Texas A&M University
Since 2014, Texas A&M University (TAMU) has worked alongside the Texas Environmental Justice Advocacy Services, a non-profit in Houston, to jointly investigate and document persistent vulnerabilities stemming from chronic pollution, natural hazards, as well as chemical and non-chemical stressors. Engaging local high school students and teachers, the partnership has collected data on a range of complex environmental issues, educated residents on risks, and developed solutions to reduce exposure and contamination. The project, which was initially sponsored by university start-up funds, allowed TAMU and Texas Environmental Justice Advocacy Services to build trust, engage the community, and explore community needs before developing proposals for additional funding. Additionally, the university invested in a community engagement program, Texas Target Communities. The research validated community concerns by revealing increased risk of exposure to heavy metals in drinking water and standing surface water, as well as reduced general physical health scores.
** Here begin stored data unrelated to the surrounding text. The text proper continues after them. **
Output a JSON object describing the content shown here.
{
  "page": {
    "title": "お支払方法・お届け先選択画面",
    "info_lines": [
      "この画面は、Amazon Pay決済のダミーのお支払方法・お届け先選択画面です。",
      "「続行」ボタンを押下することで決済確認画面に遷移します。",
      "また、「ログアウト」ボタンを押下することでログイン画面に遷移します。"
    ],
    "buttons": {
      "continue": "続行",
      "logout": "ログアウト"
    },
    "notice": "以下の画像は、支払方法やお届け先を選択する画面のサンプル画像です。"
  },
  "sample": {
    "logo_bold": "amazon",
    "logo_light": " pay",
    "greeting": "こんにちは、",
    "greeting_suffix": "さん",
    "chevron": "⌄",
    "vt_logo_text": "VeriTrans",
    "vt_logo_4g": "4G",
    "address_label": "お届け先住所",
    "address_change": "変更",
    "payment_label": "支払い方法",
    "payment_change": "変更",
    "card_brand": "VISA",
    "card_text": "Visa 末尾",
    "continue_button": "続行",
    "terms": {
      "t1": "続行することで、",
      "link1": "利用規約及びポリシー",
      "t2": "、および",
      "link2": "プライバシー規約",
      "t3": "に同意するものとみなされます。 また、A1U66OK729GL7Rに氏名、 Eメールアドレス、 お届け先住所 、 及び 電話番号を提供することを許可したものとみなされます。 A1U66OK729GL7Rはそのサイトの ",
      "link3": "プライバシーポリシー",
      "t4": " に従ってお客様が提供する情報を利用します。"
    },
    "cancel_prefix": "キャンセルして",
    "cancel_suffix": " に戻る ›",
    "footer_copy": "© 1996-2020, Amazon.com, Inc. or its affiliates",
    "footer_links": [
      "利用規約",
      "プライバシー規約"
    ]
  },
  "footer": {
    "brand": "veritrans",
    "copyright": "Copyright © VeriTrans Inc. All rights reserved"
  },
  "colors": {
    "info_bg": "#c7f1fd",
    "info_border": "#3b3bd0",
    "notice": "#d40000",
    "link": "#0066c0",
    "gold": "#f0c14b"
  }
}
To address these risks, classes of TAMU students and community members codeveloped landscape architecture and green solutions based on environmental and health assessments and community desires. This collaborative work eventually resulted in a federal Superfund Center and $32 million in research on the health impacts of toxic pollutants.
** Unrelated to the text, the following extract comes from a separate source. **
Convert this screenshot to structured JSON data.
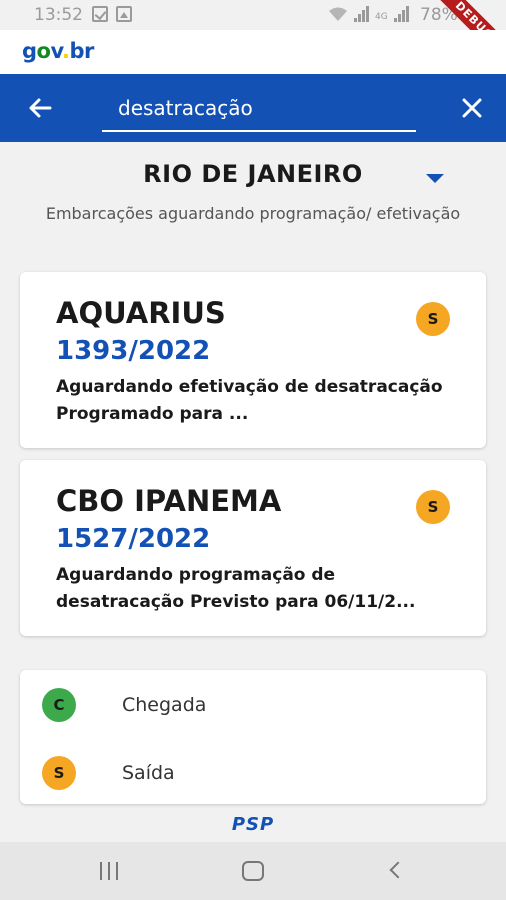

Background on the exemplary projects

The University of Louisville
In 2015, the University of Louisville Trager Institute led the efforts to support Louisville’s participation in the Network of Age-Friendly Cities and Communities by AARP and the World Health Organization (WHO) resulting in Louisville becoming the 120th US Age-Friendly city. With 40 percent of Louisville’s population projected to be 60 years or older by 2050, creating an environment where seniors could age well in place was essential to promoting wellbeing and ensuring the city continues to thrive. The Trager Institute guided the creation of a strategic plan using a needs assessment, participatory community engagement approaches, including listening sessions, concept mapping methods, and presentations to the public. The Trager Institute partnered with Metro Louisville, AARP, and Kentuckiana Regional Planning & Development Agency Area Agency on Aging to successfully implement the Age-Friendly Louisville’s long-term plan to address the needs of the aging population and promote inclusive and accessible communities for people of all ages and abilities. Thanks to these efforts, the City of Louisville is becoming an Age-Friendly City.
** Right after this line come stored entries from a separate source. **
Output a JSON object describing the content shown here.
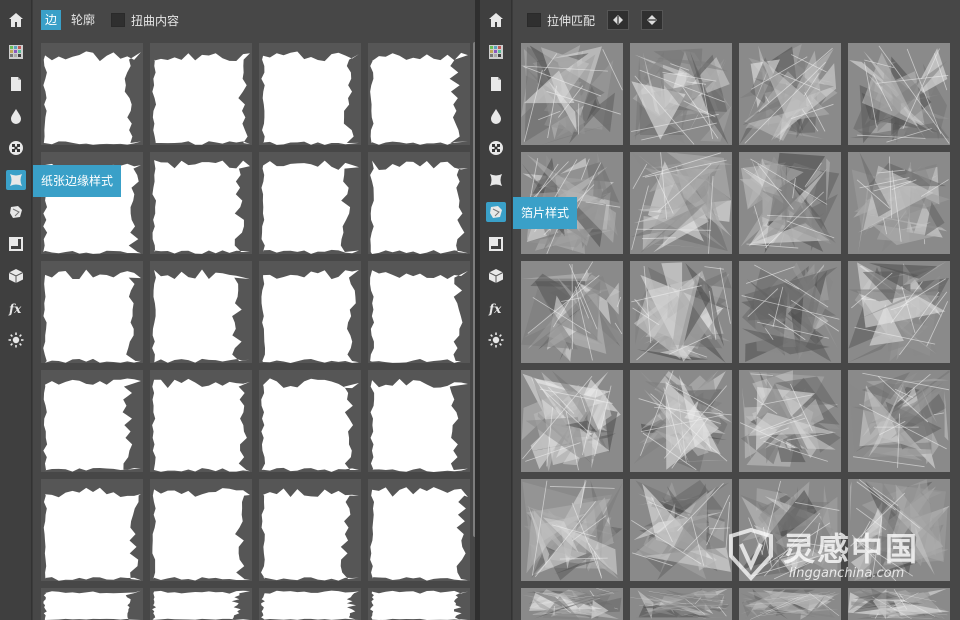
{
  "left_panel": {
    "tabs": [
      {
        "label": "边",
        "active": true
      },
      {
        "label": "轮廓",
        "active": false
      }
    ],
    "checkbox_label": "扭曲内容",
    "tooltip": "纸张边缘样式",
    "thumbnails_count": 24
  },
  "right_panel": {
    "checkbox_label": "拉伸匹配",
    "buttons": [
      "flip-horizontal-icon",
      "flip-vertical-icon"
    ],
    "tooltip": "箔片样式",
    "thumbnails_count": 24
  },
  "sidebar_tools": [
    "home-icon",
    "swatches-icon",
    "document-icon",
    "drop-icon",
    "checker-icon",
    "paper-edge-icon",
    "foil-icon",
    "square-icon",
    "cube-icon",
    "fx-icon",
    "sun-icon"
  ],
  "watermark": {
    "brand": "灵感中国",
    "url": "lingganchina.com"
  },
  "colors": {
    "accent": "#3aa0c8",
    "panel": "#474747",
    "cell_bg": "#565656"
  }
}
Pennsylvania State University
The RAISE Lab at Penn State is a group of applied Artificial Intelligence (AI) students and researchers working with communities to advance AI scholarship while building long-term, mutually beneficial collaborations with non-profit organizations working with marginalized communities. Through these collaborations, Penn State faculty and students get access to real-world data and problems, enabling the lab to design and implement AI algorithms that solve critical challenges while community partners get deployable AI solutions to significantly improve their day-to-day operations. Throughout this process, the lab continuously engages community partners in the development of our AI tools, from design choices, research methodologies, field-testing, and eventual launch and deployment of AI-based solutions in the real world. For example, RAISE developed TRIM-AI, an AI-driven tele-triage tool that infers the severity of a pregnant woman’s medical condition based on text messages to identify high-risk pregnancies and provide critical care.